2.1.1 Deskripsi Tanaman Tebu
1. Batang
Tanaman tebu memiliki batang tegak tanpa cabang. Batang tebu bisa
mencapai ketinggian 3 hingga 5 meter atau lebih. Tanaman tebu memiliki
warna hijau, merah tua, ungu atau kombinasi dari warna-warna ini. Pada batang
ada lapisan lilin putih agak keabu-abuan. Lapisan lilin biasanya ditemukan
pada tanaman muda.
4
2. Akar
Tanaman tebu memiliki sistem akar yang terdiri dari akar berserat hingga
1 meter. Ada 2 jenis akar di tebu ketika tebu masih dalam bentuk biji atau ketika
tebu masih muda, termasuk pucuk dan stek.
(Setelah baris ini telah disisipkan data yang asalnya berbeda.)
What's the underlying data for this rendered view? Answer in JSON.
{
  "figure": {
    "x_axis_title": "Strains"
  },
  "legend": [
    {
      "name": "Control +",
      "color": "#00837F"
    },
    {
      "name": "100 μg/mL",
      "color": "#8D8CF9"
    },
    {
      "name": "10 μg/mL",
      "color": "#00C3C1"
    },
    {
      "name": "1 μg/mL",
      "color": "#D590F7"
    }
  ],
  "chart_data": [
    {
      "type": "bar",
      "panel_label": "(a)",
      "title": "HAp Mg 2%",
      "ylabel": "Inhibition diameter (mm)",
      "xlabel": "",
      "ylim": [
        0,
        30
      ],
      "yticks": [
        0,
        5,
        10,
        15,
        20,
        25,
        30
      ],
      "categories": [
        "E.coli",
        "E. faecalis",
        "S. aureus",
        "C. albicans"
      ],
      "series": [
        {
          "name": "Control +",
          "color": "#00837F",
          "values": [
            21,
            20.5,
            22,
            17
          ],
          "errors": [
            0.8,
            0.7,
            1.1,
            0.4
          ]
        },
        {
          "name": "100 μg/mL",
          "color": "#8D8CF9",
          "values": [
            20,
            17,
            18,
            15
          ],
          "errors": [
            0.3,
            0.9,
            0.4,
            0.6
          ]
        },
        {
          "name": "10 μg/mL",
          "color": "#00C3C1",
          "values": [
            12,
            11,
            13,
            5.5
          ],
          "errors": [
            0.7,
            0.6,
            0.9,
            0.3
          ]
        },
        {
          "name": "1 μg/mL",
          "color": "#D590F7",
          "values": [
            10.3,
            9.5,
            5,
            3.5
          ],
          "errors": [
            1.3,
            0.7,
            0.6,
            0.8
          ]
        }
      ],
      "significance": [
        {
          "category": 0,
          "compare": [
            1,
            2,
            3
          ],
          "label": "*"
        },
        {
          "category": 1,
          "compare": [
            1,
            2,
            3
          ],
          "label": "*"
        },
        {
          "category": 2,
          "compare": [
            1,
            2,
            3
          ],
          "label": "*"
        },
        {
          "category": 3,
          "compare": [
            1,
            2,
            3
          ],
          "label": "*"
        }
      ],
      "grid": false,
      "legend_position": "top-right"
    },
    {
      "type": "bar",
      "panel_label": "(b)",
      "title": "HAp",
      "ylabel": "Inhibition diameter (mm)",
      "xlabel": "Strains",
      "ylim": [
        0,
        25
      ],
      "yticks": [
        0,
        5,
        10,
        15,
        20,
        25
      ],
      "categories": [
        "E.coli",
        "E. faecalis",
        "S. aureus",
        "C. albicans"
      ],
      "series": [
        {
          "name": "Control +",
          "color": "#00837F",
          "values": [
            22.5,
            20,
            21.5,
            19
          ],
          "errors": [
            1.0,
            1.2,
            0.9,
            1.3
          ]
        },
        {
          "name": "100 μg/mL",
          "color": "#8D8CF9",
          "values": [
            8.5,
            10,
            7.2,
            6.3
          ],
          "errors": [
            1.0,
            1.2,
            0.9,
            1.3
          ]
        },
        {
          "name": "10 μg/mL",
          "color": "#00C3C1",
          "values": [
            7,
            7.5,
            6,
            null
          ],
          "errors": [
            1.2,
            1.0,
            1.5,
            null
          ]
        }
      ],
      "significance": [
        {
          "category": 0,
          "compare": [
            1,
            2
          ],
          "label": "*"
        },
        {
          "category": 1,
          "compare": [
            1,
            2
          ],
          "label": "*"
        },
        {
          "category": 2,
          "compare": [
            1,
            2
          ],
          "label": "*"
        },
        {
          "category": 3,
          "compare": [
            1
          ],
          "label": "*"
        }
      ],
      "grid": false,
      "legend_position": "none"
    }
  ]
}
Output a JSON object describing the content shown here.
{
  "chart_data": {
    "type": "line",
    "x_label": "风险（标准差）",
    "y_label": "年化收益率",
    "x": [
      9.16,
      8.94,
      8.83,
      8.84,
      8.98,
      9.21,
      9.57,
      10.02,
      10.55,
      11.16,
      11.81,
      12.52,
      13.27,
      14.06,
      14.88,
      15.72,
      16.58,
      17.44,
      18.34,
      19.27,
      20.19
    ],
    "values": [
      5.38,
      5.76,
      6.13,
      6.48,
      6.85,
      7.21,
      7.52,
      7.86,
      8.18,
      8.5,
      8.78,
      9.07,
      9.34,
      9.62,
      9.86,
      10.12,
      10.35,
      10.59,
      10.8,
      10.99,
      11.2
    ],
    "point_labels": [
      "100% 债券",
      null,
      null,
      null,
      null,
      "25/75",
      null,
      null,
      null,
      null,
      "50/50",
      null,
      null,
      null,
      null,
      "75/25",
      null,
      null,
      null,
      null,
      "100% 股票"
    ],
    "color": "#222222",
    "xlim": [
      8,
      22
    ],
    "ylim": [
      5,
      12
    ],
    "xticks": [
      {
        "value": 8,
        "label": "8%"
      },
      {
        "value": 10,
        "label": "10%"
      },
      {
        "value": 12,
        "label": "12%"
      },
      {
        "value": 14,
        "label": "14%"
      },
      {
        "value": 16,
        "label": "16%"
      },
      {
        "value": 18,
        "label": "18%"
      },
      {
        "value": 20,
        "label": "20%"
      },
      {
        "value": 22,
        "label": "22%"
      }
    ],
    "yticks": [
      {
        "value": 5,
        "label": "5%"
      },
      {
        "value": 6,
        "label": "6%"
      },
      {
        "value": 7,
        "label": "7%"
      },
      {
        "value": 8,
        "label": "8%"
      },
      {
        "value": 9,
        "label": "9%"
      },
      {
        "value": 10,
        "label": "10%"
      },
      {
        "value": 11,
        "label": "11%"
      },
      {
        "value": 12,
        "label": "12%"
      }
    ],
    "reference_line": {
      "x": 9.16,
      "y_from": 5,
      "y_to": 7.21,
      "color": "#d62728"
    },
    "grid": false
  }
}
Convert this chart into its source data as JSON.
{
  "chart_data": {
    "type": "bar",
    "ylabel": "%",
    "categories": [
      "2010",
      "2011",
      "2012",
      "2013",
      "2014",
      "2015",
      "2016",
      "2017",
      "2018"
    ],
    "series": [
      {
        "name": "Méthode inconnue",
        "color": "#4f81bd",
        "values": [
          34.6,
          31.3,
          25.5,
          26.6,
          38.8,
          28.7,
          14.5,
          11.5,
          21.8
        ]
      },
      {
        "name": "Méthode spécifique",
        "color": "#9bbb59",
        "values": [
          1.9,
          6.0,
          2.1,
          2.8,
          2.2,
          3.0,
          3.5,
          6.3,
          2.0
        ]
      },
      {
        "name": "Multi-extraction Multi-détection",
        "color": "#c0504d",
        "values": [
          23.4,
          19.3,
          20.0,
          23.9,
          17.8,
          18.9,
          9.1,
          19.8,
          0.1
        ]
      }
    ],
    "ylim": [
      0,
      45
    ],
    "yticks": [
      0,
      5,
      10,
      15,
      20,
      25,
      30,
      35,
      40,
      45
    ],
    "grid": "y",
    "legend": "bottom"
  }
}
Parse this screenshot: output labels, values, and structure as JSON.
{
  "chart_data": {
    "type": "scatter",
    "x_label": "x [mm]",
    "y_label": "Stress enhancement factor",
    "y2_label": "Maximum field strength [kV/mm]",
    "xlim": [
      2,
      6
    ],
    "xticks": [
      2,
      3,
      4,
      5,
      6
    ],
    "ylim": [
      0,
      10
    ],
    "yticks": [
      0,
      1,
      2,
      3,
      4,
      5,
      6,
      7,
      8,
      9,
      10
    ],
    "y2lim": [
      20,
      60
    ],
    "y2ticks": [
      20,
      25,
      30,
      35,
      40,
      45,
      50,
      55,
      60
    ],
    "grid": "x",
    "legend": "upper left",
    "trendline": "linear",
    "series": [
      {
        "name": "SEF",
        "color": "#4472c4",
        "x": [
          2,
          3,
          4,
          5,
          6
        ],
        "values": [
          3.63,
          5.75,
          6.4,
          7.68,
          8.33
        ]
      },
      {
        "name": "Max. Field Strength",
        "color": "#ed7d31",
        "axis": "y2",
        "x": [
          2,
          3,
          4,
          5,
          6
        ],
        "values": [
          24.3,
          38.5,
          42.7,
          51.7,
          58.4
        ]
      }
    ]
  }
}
Akar pucuk, seperti namanya,
berasal dari pucuk memiliki umur simpan yang panjang dan tetap selama tebu
terus tumbuh. Meskipun stek akar berasal dari stek batang tebu, stek akar tidak
bisa berumur panjang dan hanya ada saat tebu masih muda.
3. Daun
Daun tebu adalah daun yang tidak lengkap, hanya terdiri dari daun dan
pelepah, tanpa tangkai daun. Daun tanaman tebu berasal dari buku batang
tanaman tebu dalam posisi bergantian. Pelepah daun tanaman tebu akan
menjadi semakin sempit jika pelepah yang memeluk batang semakin tinggi.
Pada pelepah memiliki telinga daun, rambut dan penulangan bulu daun sejajar.
4. Bunga
Bunga-bunga yang terkandung dalam tebu adalah bunga tersusun atau
majemuk. Bunga tebu terdiri dari malai dengan pertumbuhan terbatas. Panjang
bunga majemuk bervariasi dari 70 hingga 90 cm. Setiap bunga di tanaman tebu
memiliki tiga daun kelopak, tiga benang sari, dua kepala putik dan satu
kelopak.
2.1.2 Klasifikasi Tanaman Tebu (Saccharum officinarum)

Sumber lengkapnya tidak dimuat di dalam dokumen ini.